All attempts at theorizing social life are, at the same time, works of autobiography. This is the most basic insight of the sociology of knowledge and, as such, it stands as an additional reminder of the tendency for discourse to create the conditions of its own subversion. The problematics posed by the conditions of postmodernity for the individual also exist for the individual theorist as well as for communities of theorists. Individuation at the individual level and differentiation at the collective level make it increasingly difficult to continue to maintain the illusion that science can achieve some privileged position of neutral observation reported in unbiased language.1

At this point, it should be clear that, as a sociologist, I conceive of postmodernism as not being merely a new intellectual perspective, but rather as an expression of or a response to the dramatic changes in the character of social life and the human experiences these changes have occasioned.
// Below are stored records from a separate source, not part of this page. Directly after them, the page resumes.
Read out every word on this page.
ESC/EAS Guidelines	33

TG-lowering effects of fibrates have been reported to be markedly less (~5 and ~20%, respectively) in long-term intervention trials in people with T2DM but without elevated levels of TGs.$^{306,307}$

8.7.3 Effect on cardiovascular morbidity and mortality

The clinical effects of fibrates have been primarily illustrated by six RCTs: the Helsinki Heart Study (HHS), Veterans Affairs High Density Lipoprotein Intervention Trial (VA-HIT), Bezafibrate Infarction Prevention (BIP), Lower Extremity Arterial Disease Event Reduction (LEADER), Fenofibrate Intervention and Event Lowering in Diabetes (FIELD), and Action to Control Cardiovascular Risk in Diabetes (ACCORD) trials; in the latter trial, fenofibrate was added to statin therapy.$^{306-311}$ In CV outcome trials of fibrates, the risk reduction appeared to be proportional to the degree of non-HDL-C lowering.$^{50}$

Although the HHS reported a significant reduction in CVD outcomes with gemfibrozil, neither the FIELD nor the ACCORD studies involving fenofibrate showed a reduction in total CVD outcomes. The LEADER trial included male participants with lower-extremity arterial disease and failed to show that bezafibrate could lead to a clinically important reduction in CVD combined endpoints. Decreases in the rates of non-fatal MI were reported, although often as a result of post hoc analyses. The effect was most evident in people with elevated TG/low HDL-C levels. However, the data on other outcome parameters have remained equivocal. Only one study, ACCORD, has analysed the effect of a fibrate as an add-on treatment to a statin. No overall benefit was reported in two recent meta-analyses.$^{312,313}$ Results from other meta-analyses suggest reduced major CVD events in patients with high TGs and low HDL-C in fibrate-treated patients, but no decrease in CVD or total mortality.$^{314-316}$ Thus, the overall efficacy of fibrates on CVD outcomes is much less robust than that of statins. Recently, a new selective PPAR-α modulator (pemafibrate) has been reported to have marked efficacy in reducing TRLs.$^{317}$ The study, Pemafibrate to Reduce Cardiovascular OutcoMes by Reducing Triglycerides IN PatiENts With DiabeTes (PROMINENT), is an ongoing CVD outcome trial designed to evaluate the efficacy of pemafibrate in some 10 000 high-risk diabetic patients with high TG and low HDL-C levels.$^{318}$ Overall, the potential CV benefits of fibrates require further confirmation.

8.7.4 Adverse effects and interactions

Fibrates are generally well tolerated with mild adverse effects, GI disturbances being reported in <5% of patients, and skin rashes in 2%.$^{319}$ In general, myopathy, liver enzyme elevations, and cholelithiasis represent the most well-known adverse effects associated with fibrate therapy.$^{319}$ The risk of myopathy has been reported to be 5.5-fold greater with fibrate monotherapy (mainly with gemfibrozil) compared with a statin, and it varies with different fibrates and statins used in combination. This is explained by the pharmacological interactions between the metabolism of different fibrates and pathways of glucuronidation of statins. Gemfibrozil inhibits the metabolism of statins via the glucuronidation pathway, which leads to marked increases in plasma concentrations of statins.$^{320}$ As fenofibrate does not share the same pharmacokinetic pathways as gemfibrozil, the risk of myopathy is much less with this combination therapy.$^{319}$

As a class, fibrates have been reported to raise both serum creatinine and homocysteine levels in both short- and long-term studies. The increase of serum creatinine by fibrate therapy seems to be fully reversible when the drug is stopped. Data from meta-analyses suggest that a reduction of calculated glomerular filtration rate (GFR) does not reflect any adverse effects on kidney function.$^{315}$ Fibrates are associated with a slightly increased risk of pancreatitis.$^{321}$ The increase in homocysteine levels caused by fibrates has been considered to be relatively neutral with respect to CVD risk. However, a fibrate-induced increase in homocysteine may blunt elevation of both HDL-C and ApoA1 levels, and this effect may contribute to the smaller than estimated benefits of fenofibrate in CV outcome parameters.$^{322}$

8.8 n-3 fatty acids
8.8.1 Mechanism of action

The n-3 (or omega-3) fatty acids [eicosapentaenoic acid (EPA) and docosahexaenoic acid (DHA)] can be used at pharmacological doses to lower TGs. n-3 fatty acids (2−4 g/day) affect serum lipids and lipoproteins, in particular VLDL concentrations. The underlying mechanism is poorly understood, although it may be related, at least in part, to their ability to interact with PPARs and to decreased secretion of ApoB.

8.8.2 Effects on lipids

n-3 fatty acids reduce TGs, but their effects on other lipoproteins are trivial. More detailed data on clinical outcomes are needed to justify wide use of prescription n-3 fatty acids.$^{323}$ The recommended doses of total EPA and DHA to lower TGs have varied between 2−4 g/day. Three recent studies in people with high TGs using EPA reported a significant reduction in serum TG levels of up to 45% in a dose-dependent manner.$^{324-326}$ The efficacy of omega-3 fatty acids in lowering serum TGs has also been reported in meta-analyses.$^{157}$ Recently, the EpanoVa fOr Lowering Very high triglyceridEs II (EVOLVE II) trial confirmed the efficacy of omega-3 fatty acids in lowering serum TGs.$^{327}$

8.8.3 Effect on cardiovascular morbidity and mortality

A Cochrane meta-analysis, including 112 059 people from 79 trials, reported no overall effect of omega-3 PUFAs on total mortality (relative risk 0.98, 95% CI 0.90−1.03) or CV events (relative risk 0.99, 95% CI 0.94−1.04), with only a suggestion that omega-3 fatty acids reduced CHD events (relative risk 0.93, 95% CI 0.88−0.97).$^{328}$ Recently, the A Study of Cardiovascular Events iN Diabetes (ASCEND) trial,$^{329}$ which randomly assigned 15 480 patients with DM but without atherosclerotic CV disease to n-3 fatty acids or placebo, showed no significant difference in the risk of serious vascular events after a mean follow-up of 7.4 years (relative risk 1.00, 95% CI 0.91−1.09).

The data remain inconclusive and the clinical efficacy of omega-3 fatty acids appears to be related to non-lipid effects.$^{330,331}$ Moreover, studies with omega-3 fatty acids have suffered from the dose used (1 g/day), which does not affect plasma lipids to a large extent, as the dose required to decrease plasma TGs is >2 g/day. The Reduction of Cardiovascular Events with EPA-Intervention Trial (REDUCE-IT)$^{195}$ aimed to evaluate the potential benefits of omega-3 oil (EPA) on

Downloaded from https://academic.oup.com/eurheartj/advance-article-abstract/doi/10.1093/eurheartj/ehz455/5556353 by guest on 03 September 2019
This development is clearly what is suggested by Daniel Bell when he observed “[T]here are disjunctures everywhere, and more and more in contemporary society there are radical disjunctures. What I’ve argued is that beliefs are independent of changes in the social structure” (New York Times, 7 February 1989). Another, more personal view is expressed by Richard Ford in his novel, The Ultimate Good Luck (1981), as he described his hero in the following terms:

He had a sense when he joined the marines that the country he was skying out of was a known locale, with a character that was exact and coordinate and that maintained a patterned feel. A thing you could get back with if you had a reason. But that patterned feel had gotten disrupted somehow, as

though everything whole had separated a little inch, and he had dropped back in between things, to being on the periphery without a peripheral perspective.

The postmodern perspective begins with the decentering perception that a peripheral perspective is the best we can hope for when the surrounding social order, once perceived as an encompassing continent, is experienced as a dense and confusing archipelago.